Skin benefits. For people with sensitive skin, mineral sunscreens may be a better option, says the American Academy of Dermatology (AAD). Avoiding products with added fragrances may help too. But options abound: Some products are oil-free, while others moisturize dry skin. Still others are specially formulated for sensitive skin. Think about your skin's needs.

White residue. Some sunscreens—particularly mineral sunscreens—can leave your skin looking white. A tinted sunscreen can eliminate this effect. That tinting may come with an added benefit: Iron oxide, another mineral, is used in tinted sunscreens. The AAD says that this ingredient helps protect against visible light from the sun, which can lead to dark spots.

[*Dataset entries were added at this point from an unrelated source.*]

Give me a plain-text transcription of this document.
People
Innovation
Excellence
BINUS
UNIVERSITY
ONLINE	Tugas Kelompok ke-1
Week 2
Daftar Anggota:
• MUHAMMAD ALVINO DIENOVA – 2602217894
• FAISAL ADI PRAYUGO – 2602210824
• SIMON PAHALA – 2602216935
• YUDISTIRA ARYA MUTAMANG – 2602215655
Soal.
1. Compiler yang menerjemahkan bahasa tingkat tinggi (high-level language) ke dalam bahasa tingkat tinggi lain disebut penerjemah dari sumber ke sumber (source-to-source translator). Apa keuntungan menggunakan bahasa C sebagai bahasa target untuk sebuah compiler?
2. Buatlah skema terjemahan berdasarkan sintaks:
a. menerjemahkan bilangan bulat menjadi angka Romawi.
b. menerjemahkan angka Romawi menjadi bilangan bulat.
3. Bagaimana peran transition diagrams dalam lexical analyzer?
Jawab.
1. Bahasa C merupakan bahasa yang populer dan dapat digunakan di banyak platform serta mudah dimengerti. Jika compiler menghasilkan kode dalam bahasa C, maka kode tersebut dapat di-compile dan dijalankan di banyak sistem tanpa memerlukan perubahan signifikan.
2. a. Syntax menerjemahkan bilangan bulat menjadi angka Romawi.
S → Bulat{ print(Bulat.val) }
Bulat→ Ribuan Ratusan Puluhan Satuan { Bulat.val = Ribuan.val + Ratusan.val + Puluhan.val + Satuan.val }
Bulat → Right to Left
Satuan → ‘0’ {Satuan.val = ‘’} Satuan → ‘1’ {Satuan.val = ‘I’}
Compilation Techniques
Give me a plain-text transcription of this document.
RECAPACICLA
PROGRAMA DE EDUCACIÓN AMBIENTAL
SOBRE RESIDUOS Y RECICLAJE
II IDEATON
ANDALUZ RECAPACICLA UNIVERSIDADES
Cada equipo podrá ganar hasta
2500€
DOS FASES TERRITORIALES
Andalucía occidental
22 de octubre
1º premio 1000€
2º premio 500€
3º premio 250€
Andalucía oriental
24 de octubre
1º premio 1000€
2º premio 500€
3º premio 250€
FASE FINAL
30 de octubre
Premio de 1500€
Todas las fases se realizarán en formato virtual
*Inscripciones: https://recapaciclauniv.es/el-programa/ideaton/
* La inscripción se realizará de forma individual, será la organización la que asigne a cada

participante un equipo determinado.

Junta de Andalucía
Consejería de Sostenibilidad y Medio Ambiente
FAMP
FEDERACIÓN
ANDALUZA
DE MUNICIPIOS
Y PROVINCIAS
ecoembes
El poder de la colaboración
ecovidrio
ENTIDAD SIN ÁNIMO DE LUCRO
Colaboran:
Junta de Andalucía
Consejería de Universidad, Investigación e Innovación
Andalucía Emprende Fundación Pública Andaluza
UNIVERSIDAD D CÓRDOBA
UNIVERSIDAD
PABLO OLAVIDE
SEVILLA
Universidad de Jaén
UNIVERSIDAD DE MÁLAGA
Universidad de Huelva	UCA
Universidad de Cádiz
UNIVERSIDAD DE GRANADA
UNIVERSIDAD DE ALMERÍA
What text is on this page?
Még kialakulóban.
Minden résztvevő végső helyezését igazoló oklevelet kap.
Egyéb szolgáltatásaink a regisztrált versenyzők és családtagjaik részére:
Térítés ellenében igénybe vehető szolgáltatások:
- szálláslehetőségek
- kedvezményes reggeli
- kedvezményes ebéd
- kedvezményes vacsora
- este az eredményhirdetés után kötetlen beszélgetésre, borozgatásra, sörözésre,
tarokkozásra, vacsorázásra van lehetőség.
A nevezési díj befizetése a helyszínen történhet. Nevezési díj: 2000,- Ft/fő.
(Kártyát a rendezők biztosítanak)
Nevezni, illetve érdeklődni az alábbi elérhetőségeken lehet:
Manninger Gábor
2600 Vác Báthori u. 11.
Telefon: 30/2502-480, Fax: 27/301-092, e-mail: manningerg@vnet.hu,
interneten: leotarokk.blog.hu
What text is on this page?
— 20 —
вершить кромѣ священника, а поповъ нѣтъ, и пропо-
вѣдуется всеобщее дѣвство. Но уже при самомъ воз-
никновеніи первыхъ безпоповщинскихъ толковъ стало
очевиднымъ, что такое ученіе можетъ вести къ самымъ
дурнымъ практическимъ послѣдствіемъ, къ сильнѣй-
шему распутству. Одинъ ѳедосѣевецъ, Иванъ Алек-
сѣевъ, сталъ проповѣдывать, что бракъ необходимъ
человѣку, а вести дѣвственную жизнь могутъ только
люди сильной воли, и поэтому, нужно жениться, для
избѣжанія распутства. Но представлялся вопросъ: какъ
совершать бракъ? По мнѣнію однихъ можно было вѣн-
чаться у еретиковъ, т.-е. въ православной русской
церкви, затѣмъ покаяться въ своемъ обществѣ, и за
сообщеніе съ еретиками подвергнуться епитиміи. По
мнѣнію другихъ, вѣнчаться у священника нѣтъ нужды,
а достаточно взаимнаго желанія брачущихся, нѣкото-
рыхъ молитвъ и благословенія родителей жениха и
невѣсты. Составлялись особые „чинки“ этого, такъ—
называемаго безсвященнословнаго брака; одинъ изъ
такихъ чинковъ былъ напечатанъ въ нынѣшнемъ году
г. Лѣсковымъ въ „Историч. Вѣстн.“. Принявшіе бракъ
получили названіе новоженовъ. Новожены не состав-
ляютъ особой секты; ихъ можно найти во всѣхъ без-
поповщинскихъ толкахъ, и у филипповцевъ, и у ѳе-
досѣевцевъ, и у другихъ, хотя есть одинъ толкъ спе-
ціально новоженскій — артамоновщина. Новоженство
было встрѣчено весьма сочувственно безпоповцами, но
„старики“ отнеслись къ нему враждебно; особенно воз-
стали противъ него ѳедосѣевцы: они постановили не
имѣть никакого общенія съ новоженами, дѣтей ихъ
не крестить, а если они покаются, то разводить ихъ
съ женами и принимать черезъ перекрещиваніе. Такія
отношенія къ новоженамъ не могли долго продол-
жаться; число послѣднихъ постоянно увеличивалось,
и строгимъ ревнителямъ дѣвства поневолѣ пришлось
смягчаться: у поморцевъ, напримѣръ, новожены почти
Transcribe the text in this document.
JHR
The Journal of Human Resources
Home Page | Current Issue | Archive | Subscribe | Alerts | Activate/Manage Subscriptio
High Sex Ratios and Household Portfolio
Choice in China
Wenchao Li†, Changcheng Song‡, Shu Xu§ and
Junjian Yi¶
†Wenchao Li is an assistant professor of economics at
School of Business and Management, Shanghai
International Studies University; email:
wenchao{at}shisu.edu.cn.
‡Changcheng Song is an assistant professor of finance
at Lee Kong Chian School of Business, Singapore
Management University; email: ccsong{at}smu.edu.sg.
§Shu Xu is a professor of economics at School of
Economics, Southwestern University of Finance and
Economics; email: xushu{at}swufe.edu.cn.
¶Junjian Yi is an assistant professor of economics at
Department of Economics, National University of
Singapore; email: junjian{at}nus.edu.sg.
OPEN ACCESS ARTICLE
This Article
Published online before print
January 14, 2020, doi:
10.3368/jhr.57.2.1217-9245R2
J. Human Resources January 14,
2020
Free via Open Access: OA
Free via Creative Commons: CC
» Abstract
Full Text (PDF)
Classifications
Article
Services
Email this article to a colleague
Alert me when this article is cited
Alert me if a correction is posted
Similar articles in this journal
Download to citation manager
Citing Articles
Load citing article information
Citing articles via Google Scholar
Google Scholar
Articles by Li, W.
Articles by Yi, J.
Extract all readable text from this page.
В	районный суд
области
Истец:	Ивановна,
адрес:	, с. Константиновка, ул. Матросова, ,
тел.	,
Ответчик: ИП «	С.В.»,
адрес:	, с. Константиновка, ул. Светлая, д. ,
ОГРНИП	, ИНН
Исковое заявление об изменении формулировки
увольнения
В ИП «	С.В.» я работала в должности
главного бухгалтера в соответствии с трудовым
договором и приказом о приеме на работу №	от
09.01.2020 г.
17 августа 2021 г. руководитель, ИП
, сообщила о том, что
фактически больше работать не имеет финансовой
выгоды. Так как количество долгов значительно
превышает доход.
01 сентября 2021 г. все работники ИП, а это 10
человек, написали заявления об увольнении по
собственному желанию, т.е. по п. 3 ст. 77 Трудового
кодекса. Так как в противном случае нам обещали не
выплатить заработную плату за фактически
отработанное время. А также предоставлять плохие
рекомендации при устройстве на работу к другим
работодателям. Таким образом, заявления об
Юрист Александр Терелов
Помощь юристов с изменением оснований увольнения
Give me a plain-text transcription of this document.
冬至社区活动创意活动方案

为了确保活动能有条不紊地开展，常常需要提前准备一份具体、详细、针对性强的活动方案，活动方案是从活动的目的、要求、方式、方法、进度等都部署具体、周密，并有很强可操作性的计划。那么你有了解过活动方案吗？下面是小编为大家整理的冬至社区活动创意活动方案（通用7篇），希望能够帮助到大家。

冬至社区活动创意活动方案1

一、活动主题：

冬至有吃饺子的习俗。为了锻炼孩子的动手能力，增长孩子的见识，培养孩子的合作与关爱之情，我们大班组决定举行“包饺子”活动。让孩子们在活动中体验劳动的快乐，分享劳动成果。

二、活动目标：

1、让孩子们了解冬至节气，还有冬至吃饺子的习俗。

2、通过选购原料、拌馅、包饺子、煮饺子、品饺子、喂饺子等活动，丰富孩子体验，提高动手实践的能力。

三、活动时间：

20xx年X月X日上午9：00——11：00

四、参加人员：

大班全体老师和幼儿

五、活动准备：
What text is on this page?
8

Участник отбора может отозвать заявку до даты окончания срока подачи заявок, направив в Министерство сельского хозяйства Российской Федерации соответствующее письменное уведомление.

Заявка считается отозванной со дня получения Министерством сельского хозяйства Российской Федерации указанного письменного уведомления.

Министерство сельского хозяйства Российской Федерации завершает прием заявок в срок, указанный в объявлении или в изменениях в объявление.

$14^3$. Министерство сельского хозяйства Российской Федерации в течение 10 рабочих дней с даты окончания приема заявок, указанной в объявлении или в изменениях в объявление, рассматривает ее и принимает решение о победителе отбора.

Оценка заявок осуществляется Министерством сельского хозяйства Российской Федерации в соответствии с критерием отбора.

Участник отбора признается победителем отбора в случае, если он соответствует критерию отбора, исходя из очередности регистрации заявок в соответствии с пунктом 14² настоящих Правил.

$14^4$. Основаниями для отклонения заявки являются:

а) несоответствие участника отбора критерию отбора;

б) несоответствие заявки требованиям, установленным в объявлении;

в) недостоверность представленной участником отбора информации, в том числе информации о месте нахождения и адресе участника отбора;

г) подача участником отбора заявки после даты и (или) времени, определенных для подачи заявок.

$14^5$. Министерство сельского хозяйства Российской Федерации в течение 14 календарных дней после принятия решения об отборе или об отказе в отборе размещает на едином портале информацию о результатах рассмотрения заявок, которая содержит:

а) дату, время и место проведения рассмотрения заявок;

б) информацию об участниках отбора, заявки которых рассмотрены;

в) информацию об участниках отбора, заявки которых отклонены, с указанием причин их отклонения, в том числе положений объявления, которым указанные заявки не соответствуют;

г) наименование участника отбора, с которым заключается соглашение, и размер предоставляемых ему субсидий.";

Safety. The U.S. Food and Drug Administration (FDA) regulates sunscreen ingredients to ensure their safety and effectiveness. They are currently reviewing certain chemical sunscreen ingredients to understand any possible effects they might have when absorbed into the body. But it's important to remember that all sunscreen ingredients—chemical and mineral—used in the U.S. are considered safe when used as directed.

Environmental impact. Some states, such as Hawaii and Florida, have banned the use of sunscreens containing oxybenzone and octinoxate because of the possible risk of harm to coral reefs.

Cream, gel, stick or spray? Take your pick.

Whether you choose a chemical or a physical sunscreen product, choose one with an SPF of 30 or higher, and be sure to reapply often—every two hours, or sooner if you're swimming or sweating. Follow these guidelines to help protect your skin from harmful ultraviolet rays.